The study’s all-male subjects were in 436 sibling relationships:
“..in which at least one member was reared by one or more biological parents and the other by adoptive parents. IQ was measured at age 18–20 as part of the Swedish military service conscription examination.”
One of the researchers said:
“Environmental effects have to be inferred, as in the rare event when pairs of siblings are raised by different parents in different socioeconomic circumstances. The Swedish population data allowed us to find that homes led by better educated parents produce real gains in the cognitive abilities of the children they raise.”
Let’s approach this study from the adopted boys’ perspectives. Their biological families’ situations had to be hellishly tragic in order to separate siblings and put one of them up for adoption. I didn’t find at what age the separations typically took place, but can you imagine what the adopted child felt?
A child is very sensitive to his caregivers’ words, body language, facial expressions, physical touches – to all the things that show him he’s loved. A child learns at an early age whether or not he’s accepted for who he is from both implicit and overt expressions.
It’s extremely traumatic for a child to be rejected for who he is. Consider this passage from Dr. Arthur Janov’s book The Primal Scream:
“Parental need becomes the child’s implicit command.
The child is born into his parents’ needs and begins struggling to fulfill them almost from the moment he is alive.
He may be pushed to smile (to appear happy), to coo, to wave bye-bye, later to sit up and walk, still later to push himself so that his parents can have an advanced child.
As the child develops, the requirements upon him become more complex.
He will have to get A’s, to be helpful and do his chores, to be quiet and undemanding, not to talk too much, to say bright things, to be athletic.
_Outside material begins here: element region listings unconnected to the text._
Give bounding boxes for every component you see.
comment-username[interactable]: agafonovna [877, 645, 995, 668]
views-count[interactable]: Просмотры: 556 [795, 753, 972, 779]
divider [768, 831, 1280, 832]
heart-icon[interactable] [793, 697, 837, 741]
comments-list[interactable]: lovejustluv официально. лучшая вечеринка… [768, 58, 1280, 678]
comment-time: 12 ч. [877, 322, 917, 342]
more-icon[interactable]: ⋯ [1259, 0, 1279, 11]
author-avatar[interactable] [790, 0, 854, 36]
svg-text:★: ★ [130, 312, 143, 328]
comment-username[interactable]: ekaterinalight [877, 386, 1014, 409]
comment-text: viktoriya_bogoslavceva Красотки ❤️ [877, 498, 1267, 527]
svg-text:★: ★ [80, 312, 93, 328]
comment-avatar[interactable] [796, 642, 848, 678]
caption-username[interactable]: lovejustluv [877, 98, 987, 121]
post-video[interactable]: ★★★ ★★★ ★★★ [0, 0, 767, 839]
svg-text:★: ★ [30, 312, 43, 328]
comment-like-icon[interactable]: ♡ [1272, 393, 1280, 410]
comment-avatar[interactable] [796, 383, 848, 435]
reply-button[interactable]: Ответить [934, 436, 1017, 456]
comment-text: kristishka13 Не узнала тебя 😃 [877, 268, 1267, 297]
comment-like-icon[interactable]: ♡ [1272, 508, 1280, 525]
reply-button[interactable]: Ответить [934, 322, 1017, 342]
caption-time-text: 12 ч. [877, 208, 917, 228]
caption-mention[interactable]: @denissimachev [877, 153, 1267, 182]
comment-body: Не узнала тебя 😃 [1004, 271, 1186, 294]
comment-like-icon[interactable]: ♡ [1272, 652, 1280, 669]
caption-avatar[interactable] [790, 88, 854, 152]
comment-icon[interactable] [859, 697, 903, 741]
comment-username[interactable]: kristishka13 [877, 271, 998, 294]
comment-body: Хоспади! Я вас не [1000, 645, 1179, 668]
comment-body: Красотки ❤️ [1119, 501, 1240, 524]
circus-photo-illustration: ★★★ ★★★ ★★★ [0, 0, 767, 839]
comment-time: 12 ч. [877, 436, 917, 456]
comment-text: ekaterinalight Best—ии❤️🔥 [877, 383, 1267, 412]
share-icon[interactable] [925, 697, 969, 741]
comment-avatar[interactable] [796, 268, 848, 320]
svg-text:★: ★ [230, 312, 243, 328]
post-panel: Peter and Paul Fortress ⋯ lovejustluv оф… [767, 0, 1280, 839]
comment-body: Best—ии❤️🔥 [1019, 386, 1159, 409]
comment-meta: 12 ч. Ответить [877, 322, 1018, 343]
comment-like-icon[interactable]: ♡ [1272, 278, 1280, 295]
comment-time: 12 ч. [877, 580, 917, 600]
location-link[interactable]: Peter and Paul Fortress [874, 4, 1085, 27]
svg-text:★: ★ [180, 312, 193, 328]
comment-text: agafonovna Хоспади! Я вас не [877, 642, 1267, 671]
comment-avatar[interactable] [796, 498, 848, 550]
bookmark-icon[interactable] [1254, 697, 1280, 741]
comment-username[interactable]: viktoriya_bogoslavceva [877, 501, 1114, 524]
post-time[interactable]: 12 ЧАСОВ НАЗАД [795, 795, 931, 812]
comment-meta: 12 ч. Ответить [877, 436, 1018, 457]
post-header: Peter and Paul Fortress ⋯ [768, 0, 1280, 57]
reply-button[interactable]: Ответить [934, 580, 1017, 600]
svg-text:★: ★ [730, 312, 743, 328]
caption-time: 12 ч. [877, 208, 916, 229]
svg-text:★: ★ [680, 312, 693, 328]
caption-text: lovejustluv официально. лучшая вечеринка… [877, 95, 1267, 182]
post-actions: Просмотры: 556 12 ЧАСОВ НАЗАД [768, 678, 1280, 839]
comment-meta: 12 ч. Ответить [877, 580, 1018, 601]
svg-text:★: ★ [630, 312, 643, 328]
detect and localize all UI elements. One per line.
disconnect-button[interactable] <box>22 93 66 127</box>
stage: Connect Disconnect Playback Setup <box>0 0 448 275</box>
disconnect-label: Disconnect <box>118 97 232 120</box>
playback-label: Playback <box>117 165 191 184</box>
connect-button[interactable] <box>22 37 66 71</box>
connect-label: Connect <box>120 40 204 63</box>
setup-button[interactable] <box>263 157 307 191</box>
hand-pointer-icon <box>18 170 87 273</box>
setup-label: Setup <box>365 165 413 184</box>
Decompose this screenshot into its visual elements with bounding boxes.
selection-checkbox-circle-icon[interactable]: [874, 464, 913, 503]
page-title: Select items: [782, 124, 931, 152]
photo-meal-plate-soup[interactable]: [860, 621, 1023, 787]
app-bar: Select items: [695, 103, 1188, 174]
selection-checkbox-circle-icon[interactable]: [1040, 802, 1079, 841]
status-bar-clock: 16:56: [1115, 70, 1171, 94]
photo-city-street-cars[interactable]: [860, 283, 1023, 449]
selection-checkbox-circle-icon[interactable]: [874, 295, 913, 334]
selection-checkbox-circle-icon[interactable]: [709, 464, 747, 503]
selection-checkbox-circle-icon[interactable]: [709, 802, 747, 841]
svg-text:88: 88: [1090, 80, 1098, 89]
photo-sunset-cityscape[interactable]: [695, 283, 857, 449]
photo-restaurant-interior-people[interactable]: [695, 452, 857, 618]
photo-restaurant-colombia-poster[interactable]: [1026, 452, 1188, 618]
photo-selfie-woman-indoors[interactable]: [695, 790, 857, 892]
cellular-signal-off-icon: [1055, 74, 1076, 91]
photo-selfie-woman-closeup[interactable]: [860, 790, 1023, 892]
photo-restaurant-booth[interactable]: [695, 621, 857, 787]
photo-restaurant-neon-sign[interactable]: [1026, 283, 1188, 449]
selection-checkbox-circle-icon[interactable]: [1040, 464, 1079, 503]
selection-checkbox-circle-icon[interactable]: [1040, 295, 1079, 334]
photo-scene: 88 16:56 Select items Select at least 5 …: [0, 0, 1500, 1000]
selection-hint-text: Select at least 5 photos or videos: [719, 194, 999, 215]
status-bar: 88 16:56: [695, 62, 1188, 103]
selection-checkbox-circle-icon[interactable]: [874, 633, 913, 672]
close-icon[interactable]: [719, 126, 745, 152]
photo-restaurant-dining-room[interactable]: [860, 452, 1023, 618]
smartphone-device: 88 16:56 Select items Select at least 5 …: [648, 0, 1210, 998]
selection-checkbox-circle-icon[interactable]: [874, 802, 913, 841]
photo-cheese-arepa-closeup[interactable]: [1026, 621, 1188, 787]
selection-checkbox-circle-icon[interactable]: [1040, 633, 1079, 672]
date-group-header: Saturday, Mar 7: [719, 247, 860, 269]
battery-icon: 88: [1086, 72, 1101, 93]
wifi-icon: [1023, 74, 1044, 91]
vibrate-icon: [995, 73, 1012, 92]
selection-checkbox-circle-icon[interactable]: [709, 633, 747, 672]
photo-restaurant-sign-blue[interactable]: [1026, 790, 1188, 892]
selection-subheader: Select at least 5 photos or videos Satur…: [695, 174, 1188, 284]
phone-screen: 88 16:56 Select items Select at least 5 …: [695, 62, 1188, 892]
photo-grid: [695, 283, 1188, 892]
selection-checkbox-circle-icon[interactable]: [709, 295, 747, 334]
What he will not do is be himself.”
All of the above can happen within a stable family. Can you imagine what a child in an unstable family felt as he learned he wasn’t accepted, and how he tried to adapt?
But everything these adopted children did to be accepted by their original caregivers failed. They were rejected by and ejected from the people who were supposed to love them.
Can you imagine how desperate these adopted children would have been in their new environment? What wouldn’t they have done to be accepted?
The researchers made a point of cognitive development. But of all of the things that were important to the adopted child, that described his quality of life, does the finding of a higher IQ give even the slightest hint of his reality?